An emerging tolerance threshold that requires upstream water applicants to prove that their projects would have no more than a 0.1 per cent impact on a downstream user's annual volume probability is likely to prevent water projects such as HIPCo's from going ahead.
Katter's Australian Party leader Robbie Katter, describing himself as disgusted, said the threshold represented a "changing of the goal posts" as it had not applied to previous unallocated water releases along the Flinders River, including in 2016.
The bureaucratic process was revealed by Queensland Water Minister Glenn Butcher during Budget estimates questioning.
Mr Katter asked Mr Butcher to justify the application of a downstream tolerance threshold for water users vying for the 110,000ML of unallocated water currently open for tender along the Flinders River near Hughenden.
"The Queensland public needs to know that both the minister, and his department, are designing and presiding over bureaucratic processes that can only be intended to destroy projects," Mr Katter said.
"Under questioning, the minister revealed the bizarre process he has either created, or allowed to be created, around water development in this state.

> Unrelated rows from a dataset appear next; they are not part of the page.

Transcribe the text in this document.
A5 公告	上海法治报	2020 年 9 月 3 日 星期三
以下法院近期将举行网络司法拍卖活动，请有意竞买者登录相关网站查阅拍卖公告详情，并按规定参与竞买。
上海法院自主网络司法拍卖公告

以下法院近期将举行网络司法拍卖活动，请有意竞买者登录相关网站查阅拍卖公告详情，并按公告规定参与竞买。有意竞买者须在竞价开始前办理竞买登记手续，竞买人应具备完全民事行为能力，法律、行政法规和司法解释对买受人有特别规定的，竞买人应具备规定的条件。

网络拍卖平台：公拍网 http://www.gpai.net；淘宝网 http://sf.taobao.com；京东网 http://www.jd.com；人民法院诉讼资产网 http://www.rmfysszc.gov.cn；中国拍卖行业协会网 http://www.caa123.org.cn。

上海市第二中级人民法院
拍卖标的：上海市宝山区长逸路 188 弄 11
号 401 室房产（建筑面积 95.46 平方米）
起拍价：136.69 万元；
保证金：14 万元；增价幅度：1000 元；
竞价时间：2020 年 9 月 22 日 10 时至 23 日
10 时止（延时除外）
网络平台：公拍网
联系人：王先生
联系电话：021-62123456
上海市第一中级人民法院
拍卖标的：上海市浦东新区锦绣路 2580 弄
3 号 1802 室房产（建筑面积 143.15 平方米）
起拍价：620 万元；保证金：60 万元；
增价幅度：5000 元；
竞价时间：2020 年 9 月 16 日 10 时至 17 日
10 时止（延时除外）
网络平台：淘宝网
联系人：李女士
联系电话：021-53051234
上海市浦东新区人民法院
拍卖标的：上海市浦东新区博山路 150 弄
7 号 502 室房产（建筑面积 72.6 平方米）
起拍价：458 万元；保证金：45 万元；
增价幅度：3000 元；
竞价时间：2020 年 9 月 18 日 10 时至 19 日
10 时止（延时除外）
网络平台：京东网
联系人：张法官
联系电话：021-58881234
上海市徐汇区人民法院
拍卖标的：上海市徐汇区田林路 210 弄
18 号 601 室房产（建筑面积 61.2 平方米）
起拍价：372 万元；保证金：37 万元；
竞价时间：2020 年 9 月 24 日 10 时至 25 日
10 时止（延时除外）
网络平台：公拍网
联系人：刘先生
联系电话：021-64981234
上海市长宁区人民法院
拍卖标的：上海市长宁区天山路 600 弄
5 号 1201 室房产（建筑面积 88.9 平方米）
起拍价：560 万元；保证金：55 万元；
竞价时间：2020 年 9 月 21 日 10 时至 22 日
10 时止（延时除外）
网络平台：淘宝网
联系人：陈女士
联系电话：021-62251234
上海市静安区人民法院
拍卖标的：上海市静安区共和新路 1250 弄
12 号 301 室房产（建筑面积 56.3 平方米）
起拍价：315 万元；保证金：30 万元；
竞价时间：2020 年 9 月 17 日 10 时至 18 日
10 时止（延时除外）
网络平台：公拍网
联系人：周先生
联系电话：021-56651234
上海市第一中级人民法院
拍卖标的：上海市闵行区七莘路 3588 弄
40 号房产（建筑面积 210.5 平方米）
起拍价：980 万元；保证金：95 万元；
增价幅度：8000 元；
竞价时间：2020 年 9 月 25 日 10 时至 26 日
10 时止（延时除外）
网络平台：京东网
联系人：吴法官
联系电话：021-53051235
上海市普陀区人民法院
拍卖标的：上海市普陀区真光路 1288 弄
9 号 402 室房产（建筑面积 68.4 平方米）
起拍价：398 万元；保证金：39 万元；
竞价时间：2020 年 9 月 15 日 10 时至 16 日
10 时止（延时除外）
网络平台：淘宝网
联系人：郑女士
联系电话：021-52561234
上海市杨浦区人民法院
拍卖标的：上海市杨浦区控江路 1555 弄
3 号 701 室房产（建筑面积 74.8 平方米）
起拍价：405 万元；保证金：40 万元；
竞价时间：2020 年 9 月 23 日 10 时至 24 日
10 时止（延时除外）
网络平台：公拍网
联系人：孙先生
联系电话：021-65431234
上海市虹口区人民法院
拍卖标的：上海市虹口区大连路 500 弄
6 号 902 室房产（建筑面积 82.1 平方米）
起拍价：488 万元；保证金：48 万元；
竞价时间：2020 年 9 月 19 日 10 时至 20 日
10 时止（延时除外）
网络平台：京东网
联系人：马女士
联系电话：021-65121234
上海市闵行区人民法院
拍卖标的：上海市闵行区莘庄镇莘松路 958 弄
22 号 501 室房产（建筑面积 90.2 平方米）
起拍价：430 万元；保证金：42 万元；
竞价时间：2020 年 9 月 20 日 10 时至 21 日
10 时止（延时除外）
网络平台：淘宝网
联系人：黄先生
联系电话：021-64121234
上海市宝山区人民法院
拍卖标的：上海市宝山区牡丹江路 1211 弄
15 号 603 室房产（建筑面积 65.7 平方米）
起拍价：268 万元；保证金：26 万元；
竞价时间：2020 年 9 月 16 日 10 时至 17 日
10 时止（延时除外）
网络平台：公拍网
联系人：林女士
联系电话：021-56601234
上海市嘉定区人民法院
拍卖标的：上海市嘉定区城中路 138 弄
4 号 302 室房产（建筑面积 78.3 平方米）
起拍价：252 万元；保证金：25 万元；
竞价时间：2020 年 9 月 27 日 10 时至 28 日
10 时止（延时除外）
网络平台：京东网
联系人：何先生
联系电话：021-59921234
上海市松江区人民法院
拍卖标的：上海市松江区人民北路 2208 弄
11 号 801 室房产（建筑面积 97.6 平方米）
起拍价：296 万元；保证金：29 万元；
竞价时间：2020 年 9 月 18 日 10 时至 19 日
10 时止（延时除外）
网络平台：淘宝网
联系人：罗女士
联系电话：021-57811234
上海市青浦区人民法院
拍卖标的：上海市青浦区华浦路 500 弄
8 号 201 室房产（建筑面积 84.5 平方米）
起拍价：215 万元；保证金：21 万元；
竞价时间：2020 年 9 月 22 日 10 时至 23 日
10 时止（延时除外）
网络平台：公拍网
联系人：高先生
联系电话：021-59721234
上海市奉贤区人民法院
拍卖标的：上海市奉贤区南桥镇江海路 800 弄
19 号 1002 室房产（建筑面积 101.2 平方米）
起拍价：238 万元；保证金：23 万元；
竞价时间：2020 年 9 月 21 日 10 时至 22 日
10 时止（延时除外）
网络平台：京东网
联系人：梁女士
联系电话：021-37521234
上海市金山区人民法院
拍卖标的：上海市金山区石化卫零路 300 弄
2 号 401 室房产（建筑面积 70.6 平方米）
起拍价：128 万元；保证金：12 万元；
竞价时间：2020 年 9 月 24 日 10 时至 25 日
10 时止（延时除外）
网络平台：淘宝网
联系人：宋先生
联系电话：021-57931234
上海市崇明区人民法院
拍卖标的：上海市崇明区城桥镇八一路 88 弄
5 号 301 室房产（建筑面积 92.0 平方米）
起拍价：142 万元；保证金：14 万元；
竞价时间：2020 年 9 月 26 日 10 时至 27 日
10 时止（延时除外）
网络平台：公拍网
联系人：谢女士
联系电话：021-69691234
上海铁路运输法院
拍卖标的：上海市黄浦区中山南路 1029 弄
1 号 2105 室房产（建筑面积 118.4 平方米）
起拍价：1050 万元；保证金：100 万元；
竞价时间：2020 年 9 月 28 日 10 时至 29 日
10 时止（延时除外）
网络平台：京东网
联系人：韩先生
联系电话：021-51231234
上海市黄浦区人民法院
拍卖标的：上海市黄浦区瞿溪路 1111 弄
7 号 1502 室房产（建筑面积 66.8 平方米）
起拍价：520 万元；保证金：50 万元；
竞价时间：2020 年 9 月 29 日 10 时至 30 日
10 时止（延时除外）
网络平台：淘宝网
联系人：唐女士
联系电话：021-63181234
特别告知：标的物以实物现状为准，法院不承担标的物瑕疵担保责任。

"He revealed that he has either knowingly orchestrated, or through reckless ignorance enabled, processes that allow the ideological bent of departments to come up with a thousand ways to stop development instead of being there to enable it.
"These processes involve changing goal posts, unworkable demands and dog-eat-dog corporate style bidding wars of which the true Labor giants and long-gone developmentally-minded leaders of our state would be ashamed.
"If the modern Queensland Labor Party was designing processes to stop any new dams being built in the state, it should be awarded ten out of ten."
Mr Katter said that applying the same logic to road projects, for example, would mean no new highway or bridge could ever be built in Australia as such ventures almost always rely on compulsory arbitration or acquisition to proceed.
In response, Mr Butcher explained that "rules were set for that tender process (and are the) department's way that they have done that process at this point in time", before handballing the query to the Water Department's acting Director-General Linda Dobe.
Ms Dobe said that there was "no trigger in the (government's) process" to assist otherwise successful upstream applicants to proceed if they could not meet the threshold requirement.
This appears to include cases where projects are being nullified by the annual volume probability of sleeper licences, or projects that could reasonably tolerate a greater threshold.
Mr Katter said it prioritised river placement of projects above all other considerations and torpedoed otherwise valid, genuinely competitive projects.
"Projects like HIPCO, which is a leading, community-water project designed to open up widespread irrigated agricultural opportunities to small operators, which has already secured $180 million in government funding, are likely to be impacted by this," Mr Katter said.
"Given their awareness of these issues and the fact the Flinders region is starting down the barrel of a 25 per cent population decline projection through to 2046, I can only congratulate the minister and his bureaucrats for doing everything in their power to depopulate north west Queensland."
He accused the government of having a 'dam phobia' and said it was firmly embedded in the culture of the state's public service.
He feared the latter was using process to prosecute the ideals of the Labor Party.